打边条是所有岗位中对速度和质量要求最高的一个。
搞不好的话,就很容易掉线,这个中心环节一旦掉线,线头线尾也会被迫跟着掉线。
线长看我比大多数老员工都干得要好,就把我固定到这个岗位上,专门负责打边条。
这个岗位相较于其他岗位要辛苦,所以,每个月的工资也要比其他岗位多上三百元。
这对我来说,也算是一件好事儿。
但是,我明白离我真正的获得自由地路还是太远,太远。
后来由于我干得愈发地熟练,一次,在总工厂的相关管理人员下来视察的时候,或许是看到我的能力,对线长说了些什么,第二天我就被晋升为我们这条流水线的小组长。
小组长工资自然是比员工要高一些的,保底由由原来的四千五涨到了五千,不管怎么说,这也算是一种进步。
小组长的工作虽然比较杂,但是相较于之前的打边条还是轻松不少。
在2020的这一年里,相比第一年初次来到这里的时候,情况明显好了不少。
我们走路的时候会发现,我们所走公路其实并不是一马平川的,路途中多少会碰到一些裂痕和坑洼。

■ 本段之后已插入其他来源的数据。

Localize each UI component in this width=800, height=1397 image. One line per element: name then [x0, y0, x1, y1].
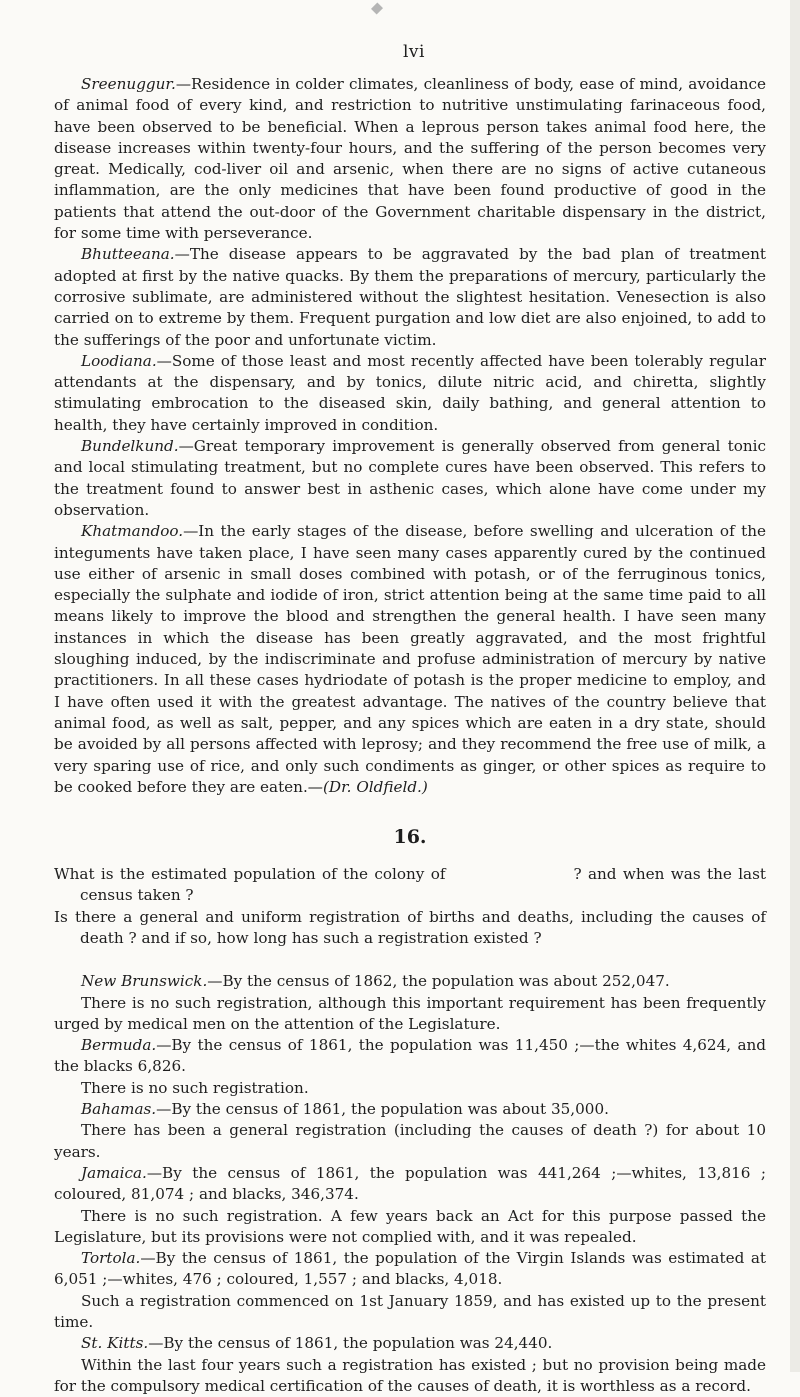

此刻也是,我看似平稳的这一年,或许也在铺垫着些什么。
第二年六月份,工厂要扩大范围,在离这里不远的市里租了一块儿场地,再开辟一个新的小型工厂。
这就需要把一批工人,和一组管理人员调到新工厂里面。
我就是这其中之一,被调走的。
我的工作岗位依旧没有变,依旧是小组长。
刚开始的五个月里,我们大家的热情度都很高,力求想要超过预产量,多劳多得。
事实上,我们在这几个月里也确实达到了这个目标,工资基本上是保底往上走。
就在大家以为一切都在向好转的时候,殊不知,噩耗正在悄悄来临。
我们这个新建的小型工厂,是承包给私人的,我们所有的工资也是有承包这个人发给我们的。
十二月份月底,说工厂遇到了一点事儿,这个月的工资不能够即使发给大家,但是一月份一定会发给大家的,十二月份的工资连同一月份的工资一起发给大家。
最终,我们所有人的信任到最后都打了水漂。
这个私人承包的老板,把我们所有人的工资都拿去参与赌博了,钱最后都被输了个精光,给工人发不出工资,自己最后逃之夭夭了。

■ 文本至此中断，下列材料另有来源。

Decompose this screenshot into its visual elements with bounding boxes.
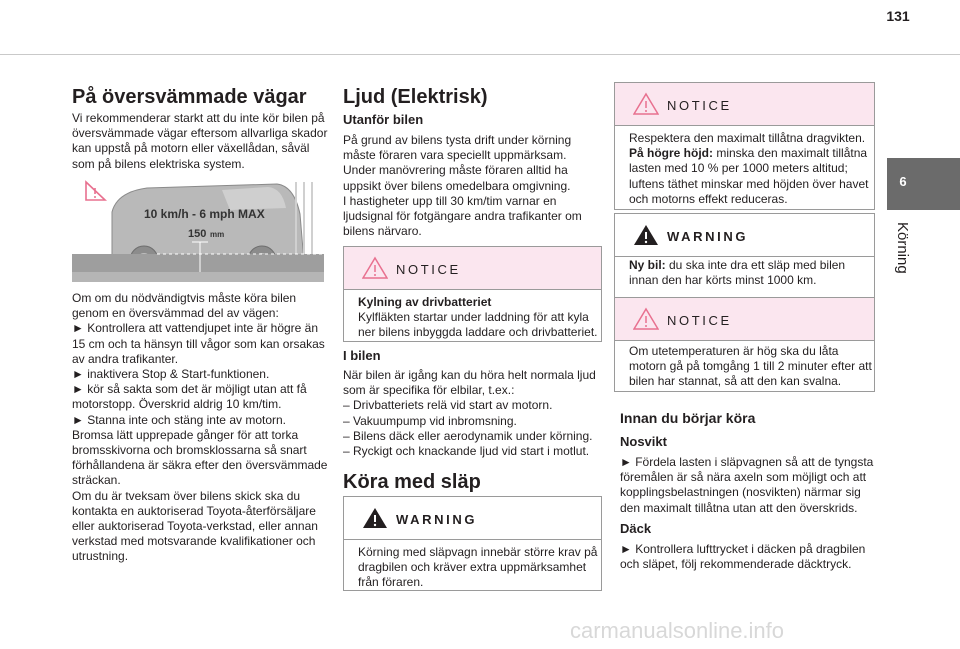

眼看就要大过年的了,大多数人都要拿着这笔过年钱回家过年呢。
谁能忍受得了自己辛辛苦苦赚得过年钱,连影儿都没见到,就被别人以这样的方式给输得精光。
我们每个人都在打拼命地给这个作俑者打电话,刚开始他还会接听一下,到后来直接把我们给拉黑了。
实在没有办法,我们只能通过报警祈求要回我们这两个月来的血汗钱。
最后的结果也只是找到当时当事人,让他欠我们的工资还给我们,便不了了之。
当事人拿不出钱,不论我们再怎么催他,他都无动于衷。
快到过年回家的时候,当事人给我们每个人打了一笔钱,说这就是我们的工资,我们打开手机一看,只有两千多块钱,我们整整两个月辛苦劳作,只换来了两千块钱。
两千块钱,能回家过什么年呢。
我们不甘心,也不服气,找到当地劳务局想伸求公正。
得到了不过是一样解决方式和结果。
这一年是2022年。
2022年1月5日,母亲因为要做手术提前回去了。
父亲放心不下母亲,也更着回去了。
在此期间,父亲曾打电话给我说了这件事儿,因为还没有发工资,我暂时也不能帮到父亲什么。
但没想到,竟是这样的一种结局。
一月月底,父亲打电话过来问我,今年回不回家过年。
我无法向父亲吐露心声,我抬头望向灰蒙蒙的天空,回答了一句,今年不回了。
我明显听到父亲在电话里另一头的叹息声。
我无能为力。
沉默了许久。
不知说些什么,只好对父亲说了一句,新年快乐,好好照顾自己的身体,便匆匆挂掉了电话。
我把拿到手的两千块钱,向父亲的卡里面转了一千五,剩下的五百,我留着自己用。
我独自一人走在道路上,此时的路和来时的路一样,不知所向。
我恨自己的无能,母亲生病,我什么都做不了。
通往前方的路,太远了。
远到我怀疑自己是否有走到那天的可能。
虽然,母亲时常对我发牢骚和抱怨,但是我知道,这个世界上无人再比她更为在意我了。
这座城市的氛围越热闹,我的内心就越凄凉。
一切不应该都在向好的方向发展吗?
可为什么会这样呢。
无人告诉我答案。
无能为力的崩溃就在一瞬间。
从前,我作为哥哥就不称职;现在,我作为儿子,依旧不称职。